“Those people are strange,” Mary concluded wisely, and that was the end of it.
*
“I’m glad to finally have you among us again, Lady Elizabeth,” Oliver bowed with a smile after he’d exchanged pleasantries with her aunt.
“It’s wonderful to be back among friends, Corporal Harding,” she replied sincerely.
Elizabeth wasn’t a coward, she told herself; it was pure chance that she’d missed Opera, the Park, and a number of other engagements in the fortnight after the Fairchilds’ ball. She’d also turned away all visitors, citing illness as a reason. But that was over now.
She was looking forward to spending time with Corporal Harding at the Overtons’ ball. She told herself that he wasa good, decent young man who was being herded towards matrimony in much the same way that she was. A man who was low enough in the social hierarchy not to be in peril of sullying anything by associating with the likes of her. A man who was quick to smile, and who would live out the rest of his respectable days out in Wiltshire, away from this sooty city and all who lived in it.
“Would you do me the honour of saving the first waltz for me?” Oliver asked so hopefully that it warmed her heart.
“Of course.

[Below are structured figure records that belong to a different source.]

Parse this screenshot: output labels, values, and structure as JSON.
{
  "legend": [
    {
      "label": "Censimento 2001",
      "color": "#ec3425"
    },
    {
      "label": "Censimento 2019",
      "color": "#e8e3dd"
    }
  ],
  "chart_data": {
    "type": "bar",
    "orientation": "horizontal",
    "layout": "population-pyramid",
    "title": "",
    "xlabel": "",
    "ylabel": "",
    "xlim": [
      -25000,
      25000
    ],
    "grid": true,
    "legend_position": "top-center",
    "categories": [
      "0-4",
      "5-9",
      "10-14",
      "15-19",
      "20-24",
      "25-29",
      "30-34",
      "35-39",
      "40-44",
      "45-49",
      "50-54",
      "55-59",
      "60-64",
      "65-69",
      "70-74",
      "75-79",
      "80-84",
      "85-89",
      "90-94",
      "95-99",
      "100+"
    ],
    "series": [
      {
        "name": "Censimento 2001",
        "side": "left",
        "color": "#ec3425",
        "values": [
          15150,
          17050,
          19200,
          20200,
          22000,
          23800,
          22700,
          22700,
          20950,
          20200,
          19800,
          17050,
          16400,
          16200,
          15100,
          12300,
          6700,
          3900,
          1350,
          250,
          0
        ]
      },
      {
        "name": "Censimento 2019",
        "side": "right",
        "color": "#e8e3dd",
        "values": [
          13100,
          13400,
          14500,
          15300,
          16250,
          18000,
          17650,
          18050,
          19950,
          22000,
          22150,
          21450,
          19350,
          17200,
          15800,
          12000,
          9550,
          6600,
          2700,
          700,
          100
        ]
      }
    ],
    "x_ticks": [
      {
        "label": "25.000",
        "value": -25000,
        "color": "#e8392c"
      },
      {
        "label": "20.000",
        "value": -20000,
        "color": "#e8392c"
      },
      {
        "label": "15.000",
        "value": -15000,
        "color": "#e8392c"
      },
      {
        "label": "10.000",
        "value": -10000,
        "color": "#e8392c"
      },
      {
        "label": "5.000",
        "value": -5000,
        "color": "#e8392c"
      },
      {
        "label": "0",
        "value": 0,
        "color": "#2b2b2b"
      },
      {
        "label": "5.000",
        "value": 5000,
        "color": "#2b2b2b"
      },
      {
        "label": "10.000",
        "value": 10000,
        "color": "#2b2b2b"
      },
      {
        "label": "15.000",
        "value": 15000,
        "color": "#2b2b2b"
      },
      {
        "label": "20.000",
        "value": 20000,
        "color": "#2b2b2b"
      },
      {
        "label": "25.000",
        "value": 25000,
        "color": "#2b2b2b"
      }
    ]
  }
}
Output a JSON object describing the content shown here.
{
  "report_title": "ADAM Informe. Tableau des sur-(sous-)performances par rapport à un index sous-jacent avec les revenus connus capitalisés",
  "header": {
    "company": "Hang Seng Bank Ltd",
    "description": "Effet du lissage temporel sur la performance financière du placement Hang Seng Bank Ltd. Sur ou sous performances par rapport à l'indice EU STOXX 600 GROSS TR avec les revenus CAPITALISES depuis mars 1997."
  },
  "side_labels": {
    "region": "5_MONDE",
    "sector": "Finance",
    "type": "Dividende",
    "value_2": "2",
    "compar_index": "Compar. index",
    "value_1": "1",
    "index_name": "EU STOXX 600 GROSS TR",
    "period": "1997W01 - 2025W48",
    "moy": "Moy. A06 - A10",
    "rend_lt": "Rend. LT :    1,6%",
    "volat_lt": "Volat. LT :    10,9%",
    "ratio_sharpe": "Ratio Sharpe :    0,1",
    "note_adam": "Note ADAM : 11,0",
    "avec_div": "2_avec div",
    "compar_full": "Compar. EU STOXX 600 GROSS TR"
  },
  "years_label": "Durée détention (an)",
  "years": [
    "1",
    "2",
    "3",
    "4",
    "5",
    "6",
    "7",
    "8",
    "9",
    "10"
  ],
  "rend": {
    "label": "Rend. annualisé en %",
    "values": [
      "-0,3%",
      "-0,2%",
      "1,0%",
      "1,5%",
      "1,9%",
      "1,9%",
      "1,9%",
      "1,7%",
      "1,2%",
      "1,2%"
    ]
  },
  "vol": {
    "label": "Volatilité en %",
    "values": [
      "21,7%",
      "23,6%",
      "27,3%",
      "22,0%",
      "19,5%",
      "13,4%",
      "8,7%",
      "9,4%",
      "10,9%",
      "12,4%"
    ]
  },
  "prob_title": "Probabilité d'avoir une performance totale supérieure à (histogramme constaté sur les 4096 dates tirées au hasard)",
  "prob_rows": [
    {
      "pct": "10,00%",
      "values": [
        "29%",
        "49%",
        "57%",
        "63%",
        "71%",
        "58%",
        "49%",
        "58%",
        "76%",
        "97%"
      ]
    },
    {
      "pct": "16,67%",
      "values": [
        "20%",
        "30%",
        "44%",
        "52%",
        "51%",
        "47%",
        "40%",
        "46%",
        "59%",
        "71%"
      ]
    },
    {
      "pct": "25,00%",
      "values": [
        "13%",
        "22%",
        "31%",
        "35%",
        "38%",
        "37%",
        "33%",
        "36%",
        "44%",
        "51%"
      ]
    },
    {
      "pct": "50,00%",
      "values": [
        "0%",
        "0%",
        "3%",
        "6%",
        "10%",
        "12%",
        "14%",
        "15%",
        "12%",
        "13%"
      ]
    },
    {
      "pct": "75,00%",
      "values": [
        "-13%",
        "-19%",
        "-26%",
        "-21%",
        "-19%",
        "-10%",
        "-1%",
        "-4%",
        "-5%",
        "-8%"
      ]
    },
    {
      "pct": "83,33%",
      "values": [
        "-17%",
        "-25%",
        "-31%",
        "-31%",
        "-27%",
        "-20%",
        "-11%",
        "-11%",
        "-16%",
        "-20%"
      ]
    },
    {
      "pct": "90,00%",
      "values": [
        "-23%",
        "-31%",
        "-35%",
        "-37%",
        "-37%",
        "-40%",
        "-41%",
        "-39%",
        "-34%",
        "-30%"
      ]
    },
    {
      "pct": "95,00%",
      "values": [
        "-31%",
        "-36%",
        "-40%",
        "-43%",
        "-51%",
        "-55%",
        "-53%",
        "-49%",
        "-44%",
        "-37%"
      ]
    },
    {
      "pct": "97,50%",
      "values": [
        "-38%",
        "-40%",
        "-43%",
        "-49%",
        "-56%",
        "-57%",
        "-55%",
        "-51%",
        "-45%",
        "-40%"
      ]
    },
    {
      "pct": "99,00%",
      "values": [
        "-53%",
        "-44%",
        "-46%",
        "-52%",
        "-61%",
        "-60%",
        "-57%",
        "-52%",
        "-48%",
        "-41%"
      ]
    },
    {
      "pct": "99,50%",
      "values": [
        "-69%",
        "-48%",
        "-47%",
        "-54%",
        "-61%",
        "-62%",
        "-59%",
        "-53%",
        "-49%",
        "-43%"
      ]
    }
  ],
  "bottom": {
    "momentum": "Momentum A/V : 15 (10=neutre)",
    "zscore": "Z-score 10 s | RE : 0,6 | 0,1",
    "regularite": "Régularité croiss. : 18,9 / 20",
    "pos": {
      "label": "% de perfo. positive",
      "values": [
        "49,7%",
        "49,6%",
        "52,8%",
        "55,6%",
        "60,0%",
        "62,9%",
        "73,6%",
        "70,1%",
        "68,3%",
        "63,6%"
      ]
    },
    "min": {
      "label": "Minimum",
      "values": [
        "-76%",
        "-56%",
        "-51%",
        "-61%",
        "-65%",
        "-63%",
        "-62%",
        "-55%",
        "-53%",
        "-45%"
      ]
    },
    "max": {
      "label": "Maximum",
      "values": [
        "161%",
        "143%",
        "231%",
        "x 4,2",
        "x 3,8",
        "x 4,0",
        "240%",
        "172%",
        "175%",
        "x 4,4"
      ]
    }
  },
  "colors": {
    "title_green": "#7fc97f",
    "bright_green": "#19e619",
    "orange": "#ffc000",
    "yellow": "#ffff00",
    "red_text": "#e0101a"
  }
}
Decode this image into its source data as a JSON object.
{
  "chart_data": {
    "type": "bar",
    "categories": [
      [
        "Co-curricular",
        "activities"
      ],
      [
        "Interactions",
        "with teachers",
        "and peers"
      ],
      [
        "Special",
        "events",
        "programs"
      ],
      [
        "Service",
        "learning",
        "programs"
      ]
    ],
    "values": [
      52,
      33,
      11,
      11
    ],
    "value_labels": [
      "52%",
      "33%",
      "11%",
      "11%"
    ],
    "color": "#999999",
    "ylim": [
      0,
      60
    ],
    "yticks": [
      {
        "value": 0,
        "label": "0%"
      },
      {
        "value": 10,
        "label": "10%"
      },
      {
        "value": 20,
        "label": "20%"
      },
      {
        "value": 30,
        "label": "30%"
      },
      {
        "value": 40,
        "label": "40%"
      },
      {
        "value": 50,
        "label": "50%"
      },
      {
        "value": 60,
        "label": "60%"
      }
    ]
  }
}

It would be my pleasure,” Lizzie smiled as she took her dance card out of her reticule.
“I’m looking forward to it.”
When Duke Colin Talbot finally graced the hosts with his holy presence more than an hour later, Elizabeth struggled with the habitual pleasantries and with accepting his invitation to dance without bursting into angry, frustrated tears. Narrowing his eyes at her, he bowed and walked away, most likely to discuss bloodlines and social order elsewhere.
Elizabeth exhaled wearily when he was gone. This was unlike her. She needed to take these vexatious feelings of resentment and discontent and put them away with all the other ones that bothered her in order to remain amiable, joyful, and pleasant.
She wanted her insides to match her outsides, which were, if she was being honest with herself, looking particularly captivating in the sorrel gown which Mary had altered to flatter her figure even more. Elizabeth sat down next to her Aunt Isolde, who was an excellent reminder of why she was here.
When it was time for her final waltz with Duke Talbot, all of Elizabeth’s insides felt… agitated. The feeling reminded her ofthe time she had, as a child, swallowed a fly on a dare. Thomas had been the one to dare her, naturally. She hadn’t thought about the fly in years.
Elizabeth stared at the hand Talbot was offering her as she thought of that poor fly. It all felt so wrong and so insincere, this farce of a dance, this illusion of polish and manners. She cleared her throat slightly as she took the offered hand.
As they moved closer to each other, Lizzie inhaled deeply, for she knew this was the last time she’d be inhaling his perfume from this distance.
“Miss Elizabeth?”
It was only the second time he’d ever uttered her first name.
Her eyes flew open.
“Yes, Your Grace?” Elizabeth replied in her calmest voice.
Talbot frowned.
“Are you still feeling unwell?” He asked.
Elizabeth didn’t understand how one could feign concern so skillfully.
“No. I have to have a conversation I’m not looking forward to,” she admitted.
“Surely not with me,” he smiled confidently, and leaned in to allow her to gossip more easily. “I must say, these balls have been dreadfully tedious without your fits of temper.”
Elizabeth pressed her lips together, and Talbot raised both his eyebrows.
She took a big breath.
“At the Fairchild ball,” she said, then stopped speaking.
“Yes?”
“I went to the terrace for some air.”
“I see,” he said, although he didn’t.